C’est le constat du mépris culturel de la femellité sous-jacent à la condamnation unanime et passionnelle des mères indignes où fonctionne une équivalence sémantique entre la mauvaise mère et la femelle dangereuse qui m’ont  mis sur la piste de l’éviction de la sexuation femelle hors de l’horizon humain.

Cette éviction est très liée au déni anthropologique de notre difficile condition d’être vivant-mortel, engendré et possiblement ou effectivement engendrant, mis au monde à travers le corps sexué d’une femme, tous sexué-e-s mâles ou femelles, et interdépendant dans notre survie et notre sentiment d’existence.   

 

L’enfantement des humains en tant qu’accouchement existentiel d’une nouvelle existence

Le travail d’enfantement est un travail énorme et occulté. Il transforme le corps et le psychisme des femmes. Il provoque une déroute de l’ego. Il confronte les femmes à des questions vertigineuses. Il transforme leur rapport à soi, à l’autre et au monde. Il peut produire quand les conditions sont favorables la sapience femelle et les grands apprentissages d’un art de donner naissance, un art majeur dans la transmission généalogique de la qualité d’être humain. La chape de plomb qui recouvre toutes ces compétences majeures produit un contraste frappant entre l’invisibilité habituelle de l’énorme travail d’enfantement que la grande majorité des femmes réalisent et la réprobation scandalisée de celles qui refusent de l’assumer. L’enfantement est le lieu géométrique de l’expression de la  puissance femelle et de son asservissement parce qu’il fait resurgir un réel difficile pour les humains des deux sexes mais  particulièrement les mâles, un réel surgissant par le corps sexuée de la mère, celui de la translation générationnelle de l’existence

 

La translation générationnelle de l’existence  

 

Il est faux de dire que les humains se « reproduisent ». Aucun des innombrables exemplaires transitoires d’humanité qui ont vécu depuis la nuit des temps n’a pu se reproduire à l’identique. La naissance et la mort des êtres humains ne sont pas simplement des événements naturels ; elles sont liées à un monde dans lequel apparaissent et d’où s’en vont des individus, des entités uniques, irremplaçables, qui ne se répèteront pas. Les êtres humains sont des exemplaires transitoires d’humanité qui sont tous appelés à disparaître, mais qui peuvent engendrer par métissage avec un humain de l’autre sexe, les individus différents de la génération suivante.
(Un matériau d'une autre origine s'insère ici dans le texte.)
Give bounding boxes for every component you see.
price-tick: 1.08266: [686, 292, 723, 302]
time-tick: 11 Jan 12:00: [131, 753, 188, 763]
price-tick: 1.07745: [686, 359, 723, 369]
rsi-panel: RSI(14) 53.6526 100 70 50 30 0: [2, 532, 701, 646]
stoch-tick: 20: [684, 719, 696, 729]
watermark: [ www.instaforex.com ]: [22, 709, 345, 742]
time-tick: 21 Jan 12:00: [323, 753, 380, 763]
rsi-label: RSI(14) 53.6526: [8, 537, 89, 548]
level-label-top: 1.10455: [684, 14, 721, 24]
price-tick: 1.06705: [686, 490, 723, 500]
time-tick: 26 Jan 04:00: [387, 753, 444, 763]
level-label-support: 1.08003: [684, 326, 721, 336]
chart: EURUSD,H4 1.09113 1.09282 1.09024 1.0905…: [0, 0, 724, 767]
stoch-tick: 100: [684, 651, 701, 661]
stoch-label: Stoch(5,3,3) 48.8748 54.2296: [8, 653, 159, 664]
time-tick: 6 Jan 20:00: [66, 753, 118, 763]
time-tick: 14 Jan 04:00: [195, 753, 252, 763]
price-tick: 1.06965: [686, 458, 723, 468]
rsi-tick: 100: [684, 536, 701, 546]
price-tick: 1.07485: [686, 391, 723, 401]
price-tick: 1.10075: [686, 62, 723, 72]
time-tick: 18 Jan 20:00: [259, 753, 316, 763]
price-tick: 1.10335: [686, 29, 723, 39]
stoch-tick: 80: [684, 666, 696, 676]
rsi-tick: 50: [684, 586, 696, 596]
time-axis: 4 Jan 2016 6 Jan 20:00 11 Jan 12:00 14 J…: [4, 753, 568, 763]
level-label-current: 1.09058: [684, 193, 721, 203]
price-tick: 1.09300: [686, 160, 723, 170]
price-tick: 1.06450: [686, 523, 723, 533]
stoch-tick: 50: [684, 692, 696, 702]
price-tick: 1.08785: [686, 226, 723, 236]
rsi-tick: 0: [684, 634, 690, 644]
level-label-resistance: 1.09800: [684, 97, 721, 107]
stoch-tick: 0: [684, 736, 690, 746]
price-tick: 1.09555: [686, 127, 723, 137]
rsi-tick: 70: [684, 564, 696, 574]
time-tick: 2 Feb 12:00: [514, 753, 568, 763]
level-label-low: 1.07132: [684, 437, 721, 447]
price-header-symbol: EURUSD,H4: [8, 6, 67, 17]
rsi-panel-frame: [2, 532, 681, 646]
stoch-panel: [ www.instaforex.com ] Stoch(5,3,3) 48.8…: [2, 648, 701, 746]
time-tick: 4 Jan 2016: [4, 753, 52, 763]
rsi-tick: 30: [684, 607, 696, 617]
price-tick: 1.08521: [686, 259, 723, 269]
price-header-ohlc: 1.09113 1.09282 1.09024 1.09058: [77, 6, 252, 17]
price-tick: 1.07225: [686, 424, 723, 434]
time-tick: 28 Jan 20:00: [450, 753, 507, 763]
Cette translation des existences est anxiogène car elle signifie que nous avons à laisser la place à ceux que nous engendrons. Elle ouvre des questions vertigineuses sur la caducité de notre existence et la pérennité transcendante de la vie. Une passion d’ignorance qui recouvre cette contribution majeure de l’humanité femelle d’où  la minimisation, l’invisibilisation du travail d’enfantement.

 

 L’asservissement des êtres humains dans toutes les formes de colonisation allie le travail invisible et la  honte de soi 
 

La colonisation n’est pas une métaphore comme souhaitait le faire entendre un des participants à la journée de formation, ce concept  nomme la véritable dimension de l’oppression sexiste qui est structurelle. Elle  ne concerne pas seulement quelques femmes maltraitées, ici et là, ni seulement les femmes de quelques peuples supposés attardés, mais le peuple mondial des femmes en tant qu’humanité sexuée femelle. La colonisation sexiste permet aux mâles d’accroître systématiquement leur espace vital, leur espace économique, politique, idéologique, symbolique, en empiétant sur l’espace d’existence des femelles. L’appareil idéologique du sexisme qui produit l’infériorisation émotionnelle, affective et intellectuelle des êtres[1] humaines femelles n’est pas gratuit, il permet d’organiser leur exploitation sexuelle, procréative, existentielle, économique et leur asservissement cognitif, spirituel et politique.

La colonisation de l’humanité femelle est la plus ancienne et la plus résistante des colonisations, elle correspond à un système de  falsification des rapports d’interdépendance en rapport d’exploitation et d’asservissement, grâce à 4 opérations de colonisation 

 

Le tableau de bord des 4 opérations de la colonisation et de leur traduction en actes dans les différents registres d’interactions humaines sexuées 

 Ce tableau regroupe les 4 opérations d’annexion, de pillage, d’humiliation et d’assujettissement que subissent  les femmes durant leur vie  et qui s’appliquent dans tous les registres d’interactions sexuées: Erotique, Procréatif, Existentiel, Socioéconomique, cognitif et spirituel. C’est un outil de lecture des situations vécues par les femmes. On peut en faire une lecture horizontale et une lecture verticale. Il servira également à penser les actions de décolonisation.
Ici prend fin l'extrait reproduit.